En effet, le décret Paysage ne fait pas que des heureux, loin de loin de loin de là. Fortement décrié par les professionnel.les du secteur présent.es sur le terrain, le décret est accusé d’affaiblir la formation des étudiants, de fausser la notion de réussite, de compliquer leur parcours, et d’alourdir la charge de travail des enseignants et des services administratif. Rien que ça. Un site internet et une page Facebook a d’ailleurs récemment été créé pour dénoncer les effets pervers du décret : « le Livre noir de l’enseignement supérieur en FWB » (et la page Facebook par ici).

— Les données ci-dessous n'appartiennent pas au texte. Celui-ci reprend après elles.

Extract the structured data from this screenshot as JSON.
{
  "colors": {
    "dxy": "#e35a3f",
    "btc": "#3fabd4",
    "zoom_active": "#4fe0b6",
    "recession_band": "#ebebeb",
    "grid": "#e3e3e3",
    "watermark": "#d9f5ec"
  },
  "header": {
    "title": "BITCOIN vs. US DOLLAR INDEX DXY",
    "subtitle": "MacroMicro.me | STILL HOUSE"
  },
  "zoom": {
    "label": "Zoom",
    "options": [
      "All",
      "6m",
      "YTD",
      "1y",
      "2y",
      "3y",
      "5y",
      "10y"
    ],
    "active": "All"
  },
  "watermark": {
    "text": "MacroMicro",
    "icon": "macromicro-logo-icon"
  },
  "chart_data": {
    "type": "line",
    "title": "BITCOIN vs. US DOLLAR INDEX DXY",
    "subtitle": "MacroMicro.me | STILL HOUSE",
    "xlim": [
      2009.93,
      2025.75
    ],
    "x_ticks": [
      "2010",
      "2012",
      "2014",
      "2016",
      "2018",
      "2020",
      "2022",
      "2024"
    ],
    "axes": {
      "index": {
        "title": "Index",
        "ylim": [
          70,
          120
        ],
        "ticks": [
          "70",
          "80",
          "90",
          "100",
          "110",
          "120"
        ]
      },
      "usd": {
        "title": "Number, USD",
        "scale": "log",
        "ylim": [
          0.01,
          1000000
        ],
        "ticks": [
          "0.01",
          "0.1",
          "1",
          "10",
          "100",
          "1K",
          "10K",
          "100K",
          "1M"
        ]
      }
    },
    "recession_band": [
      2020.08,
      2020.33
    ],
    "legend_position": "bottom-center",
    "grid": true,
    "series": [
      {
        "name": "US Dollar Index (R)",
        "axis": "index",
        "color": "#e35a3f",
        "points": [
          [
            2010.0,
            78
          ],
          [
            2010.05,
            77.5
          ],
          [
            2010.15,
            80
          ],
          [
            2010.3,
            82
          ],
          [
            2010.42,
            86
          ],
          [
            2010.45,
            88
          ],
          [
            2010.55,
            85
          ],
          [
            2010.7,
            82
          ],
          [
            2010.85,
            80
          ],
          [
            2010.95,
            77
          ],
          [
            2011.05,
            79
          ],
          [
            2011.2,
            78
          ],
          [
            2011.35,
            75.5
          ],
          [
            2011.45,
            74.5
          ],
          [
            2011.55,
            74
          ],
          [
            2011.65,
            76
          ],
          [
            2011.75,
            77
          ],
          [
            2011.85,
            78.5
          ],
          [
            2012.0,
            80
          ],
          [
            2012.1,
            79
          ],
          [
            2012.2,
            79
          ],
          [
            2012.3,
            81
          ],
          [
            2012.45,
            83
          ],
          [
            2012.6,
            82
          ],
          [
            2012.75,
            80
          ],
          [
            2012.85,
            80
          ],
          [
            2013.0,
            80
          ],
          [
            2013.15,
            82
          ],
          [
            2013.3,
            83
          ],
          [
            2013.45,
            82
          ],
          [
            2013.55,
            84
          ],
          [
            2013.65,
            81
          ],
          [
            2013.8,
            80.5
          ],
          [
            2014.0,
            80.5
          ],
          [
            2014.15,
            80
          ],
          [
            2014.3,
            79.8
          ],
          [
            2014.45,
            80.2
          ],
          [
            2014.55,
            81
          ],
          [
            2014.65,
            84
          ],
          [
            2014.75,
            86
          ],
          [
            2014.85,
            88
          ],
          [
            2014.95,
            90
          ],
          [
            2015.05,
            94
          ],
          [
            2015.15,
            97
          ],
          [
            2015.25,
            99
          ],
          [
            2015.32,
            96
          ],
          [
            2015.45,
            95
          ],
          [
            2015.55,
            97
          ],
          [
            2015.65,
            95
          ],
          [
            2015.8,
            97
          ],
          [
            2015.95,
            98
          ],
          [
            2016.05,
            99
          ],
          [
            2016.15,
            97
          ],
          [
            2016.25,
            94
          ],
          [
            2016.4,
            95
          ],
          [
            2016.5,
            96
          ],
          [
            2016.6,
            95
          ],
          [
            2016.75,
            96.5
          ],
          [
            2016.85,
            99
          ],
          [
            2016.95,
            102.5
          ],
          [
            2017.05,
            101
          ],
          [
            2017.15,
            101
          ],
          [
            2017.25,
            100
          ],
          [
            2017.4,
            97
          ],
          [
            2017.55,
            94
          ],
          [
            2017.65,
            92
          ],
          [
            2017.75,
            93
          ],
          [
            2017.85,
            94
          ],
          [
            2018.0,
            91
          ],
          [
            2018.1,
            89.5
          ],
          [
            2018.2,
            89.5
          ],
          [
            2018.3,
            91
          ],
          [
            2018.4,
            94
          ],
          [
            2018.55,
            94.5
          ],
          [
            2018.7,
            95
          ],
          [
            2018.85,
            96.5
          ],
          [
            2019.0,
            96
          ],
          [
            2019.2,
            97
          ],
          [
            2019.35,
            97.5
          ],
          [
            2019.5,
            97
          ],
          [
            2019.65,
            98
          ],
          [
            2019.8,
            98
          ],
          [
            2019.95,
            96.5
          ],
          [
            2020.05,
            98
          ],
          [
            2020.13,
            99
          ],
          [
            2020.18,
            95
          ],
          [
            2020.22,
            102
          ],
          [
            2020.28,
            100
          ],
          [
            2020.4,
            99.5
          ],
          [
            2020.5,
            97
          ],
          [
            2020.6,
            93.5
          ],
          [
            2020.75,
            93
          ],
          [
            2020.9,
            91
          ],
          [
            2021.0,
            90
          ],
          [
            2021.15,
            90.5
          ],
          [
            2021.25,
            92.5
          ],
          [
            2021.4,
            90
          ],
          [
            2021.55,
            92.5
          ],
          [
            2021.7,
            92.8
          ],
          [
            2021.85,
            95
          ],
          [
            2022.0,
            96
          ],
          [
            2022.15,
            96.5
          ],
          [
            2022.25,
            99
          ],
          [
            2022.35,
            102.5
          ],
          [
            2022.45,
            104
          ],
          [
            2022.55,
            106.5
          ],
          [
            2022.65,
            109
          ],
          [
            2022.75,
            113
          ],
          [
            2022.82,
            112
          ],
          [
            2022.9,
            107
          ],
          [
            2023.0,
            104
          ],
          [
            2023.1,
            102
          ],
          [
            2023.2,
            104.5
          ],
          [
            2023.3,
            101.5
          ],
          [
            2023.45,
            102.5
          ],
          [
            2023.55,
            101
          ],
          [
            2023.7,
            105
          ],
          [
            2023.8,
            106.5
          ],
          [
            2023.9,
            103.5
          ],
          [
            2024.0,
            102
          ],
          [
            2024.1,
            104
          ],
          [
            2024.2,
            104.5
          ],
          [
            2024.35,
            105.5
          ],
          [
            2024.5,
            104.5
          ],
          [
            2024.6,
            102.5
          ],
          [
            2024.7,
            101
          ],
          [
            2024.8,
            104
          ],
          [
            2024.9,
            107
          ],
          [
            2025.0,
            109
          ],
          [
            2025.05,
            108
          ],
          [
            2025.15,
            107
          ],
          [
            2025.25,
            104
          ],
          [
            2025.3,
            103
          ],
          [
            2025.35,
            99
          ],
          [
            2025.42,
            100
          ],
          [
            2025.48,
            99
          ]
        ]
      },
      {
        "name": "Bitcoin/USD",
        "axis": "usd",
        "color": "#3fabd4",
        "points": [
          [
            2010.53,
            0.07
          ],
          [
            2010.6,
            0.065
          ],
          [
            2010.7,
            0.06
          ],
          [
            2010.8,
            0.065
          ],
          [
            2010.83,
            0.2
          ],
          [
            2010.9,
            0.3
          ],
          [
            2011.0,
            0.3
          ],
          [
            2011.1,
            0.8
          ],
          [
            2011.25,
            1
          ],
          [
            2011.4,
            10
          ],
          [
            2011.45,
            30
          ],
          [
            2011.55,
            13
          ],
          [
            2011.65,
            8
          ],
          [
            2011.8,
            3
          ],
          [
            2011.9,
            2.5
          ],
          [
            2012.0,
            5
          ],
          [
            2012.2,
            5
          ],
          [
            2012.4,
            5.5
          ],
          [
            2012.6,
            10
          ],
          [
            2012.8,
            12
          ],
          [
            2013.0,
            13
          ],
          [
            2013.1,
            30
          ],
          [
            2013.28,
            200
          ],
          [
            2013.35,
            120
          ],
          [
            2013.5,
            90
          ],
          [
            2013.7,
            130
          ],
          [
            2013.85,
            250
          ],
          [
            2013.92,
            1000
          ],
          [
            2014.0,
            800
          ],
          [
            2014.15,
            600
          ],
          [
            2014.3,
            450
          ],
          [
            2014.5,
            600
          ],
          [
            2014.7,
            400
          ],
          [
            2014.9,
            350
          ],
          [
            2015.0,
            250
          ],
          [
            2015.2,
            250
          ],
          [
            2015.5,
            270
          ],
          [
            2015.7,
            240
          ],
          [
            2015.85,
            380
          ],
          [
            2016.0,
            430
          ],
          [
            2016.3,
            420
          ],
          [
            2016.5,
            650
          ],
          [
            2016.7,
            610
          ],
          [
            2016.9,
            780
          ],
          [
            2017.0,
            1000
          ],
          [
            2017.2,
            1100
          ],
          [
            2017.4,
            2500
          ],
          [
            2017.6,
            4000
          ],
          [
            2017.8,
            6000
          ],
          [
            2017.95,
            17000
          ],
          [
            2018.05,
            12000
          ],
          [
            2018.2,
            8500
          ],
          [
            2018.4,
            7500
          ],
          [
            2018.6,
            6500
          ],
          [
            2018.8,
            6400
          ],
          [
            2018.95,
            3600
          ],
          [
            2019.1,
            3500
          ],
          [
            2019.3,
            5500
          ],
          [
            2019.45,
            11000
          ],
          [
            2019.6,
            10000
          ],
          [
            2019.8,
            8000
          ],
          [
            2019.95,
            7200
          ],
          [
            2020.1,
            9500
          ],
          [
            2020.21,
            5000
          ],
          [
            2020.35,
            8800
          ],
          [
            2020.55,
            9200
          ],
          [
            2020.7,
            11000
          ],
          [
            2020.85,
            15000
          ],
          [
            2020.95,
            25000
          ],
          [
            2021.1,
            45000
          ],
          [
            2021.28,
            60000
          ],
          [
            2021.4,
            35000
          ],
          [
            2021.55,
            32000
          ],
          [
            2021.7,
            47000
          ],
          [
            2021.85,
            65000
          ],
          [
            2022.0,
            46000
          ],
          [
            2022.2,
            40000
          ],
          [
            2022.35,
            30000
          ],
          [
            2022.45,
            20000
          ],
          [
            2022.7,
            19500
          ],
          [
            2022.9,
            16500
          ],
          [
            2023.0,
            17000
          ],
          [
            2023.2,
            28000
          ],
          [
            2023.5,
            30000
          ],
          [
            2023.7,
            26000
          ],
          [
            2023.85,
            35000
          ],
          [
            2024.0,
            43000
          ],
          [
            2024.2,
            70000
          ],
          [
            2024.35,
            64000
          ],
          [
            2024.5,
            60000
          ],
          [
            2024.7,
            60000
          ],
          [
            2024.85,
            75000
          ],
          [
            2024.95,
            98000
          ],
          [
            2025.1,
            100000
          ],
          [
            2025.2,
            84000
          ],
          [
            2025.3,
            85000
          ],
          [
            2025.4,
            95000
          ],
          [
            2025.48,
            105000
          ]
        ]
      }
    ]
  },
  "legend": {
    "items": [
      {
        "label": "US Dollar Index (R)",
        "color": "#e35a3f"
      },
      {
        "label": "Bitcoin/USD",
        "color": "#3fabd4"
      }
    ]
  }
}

Sinon, j’ai pas mal de passions dans la vie : le praliné, les rires des enfants (non), faire mourir mes plantes vertes, Shawn Mendes, mais surtout, surtout, ma grande passion c’est live-tweeter les évènements organisés par l’ARES, l’Académie de recherche et d’Enseignement Supérieur. Cette institution, tout droitement née du décret Paysage, a pour mission de coordonner les activités des établissements d’enseignement supérieur en FWB, de stimuler les collaborations entre eux mais aussi de remettre des avis sur des dossiers sensibles, type dossiers de fusion évoqués plus haut (et encore plus si affinités). L’ARES a d’ailleurs récemment soufflé ses 5 bougies et devine quoi : j’y étais ! Cette petite sauterie des plus alcoolisées agréables a été l’occasion de rappeler les missions de l’ARES, de souligner le caractère indispensable d’une telle organisation, et de définir les challenges à venir. Bref c’était sympa, n’hésitez pas à recommencer tous les ans #seriously #jeviendrai #etjetweeterai
En bref
Il y a bien entendu beaucoup (beaucoup) à dire et à redire sur le système et l’organisation de l’enseignement supérieur en Belgique et si le cœur m’en dit (et le cœur m’en dira, c’est sûr), et que le cœur t’en dit, je poursuivrai ultérieurement la réflexion en proposant des focus (quoi, on dit des foci ?) sur certains acteurs (hautes écoles, ESA, etc.). J’espère toutefois que ça aura quelque peu clarifié tes pendules – si c’était nécessaire, et pour ne pas te laisser sur ta faim, je te propose en guise de dessert un petit lexique du vocabulaire belge du sup’ en FWB :
- Unif : Eh ouais, chez nous les universités on les raccourcit en « unifs », y a pas d’ « univ » ou de « je vais à la fac’ » qui tiennent, nous on va à l’unif.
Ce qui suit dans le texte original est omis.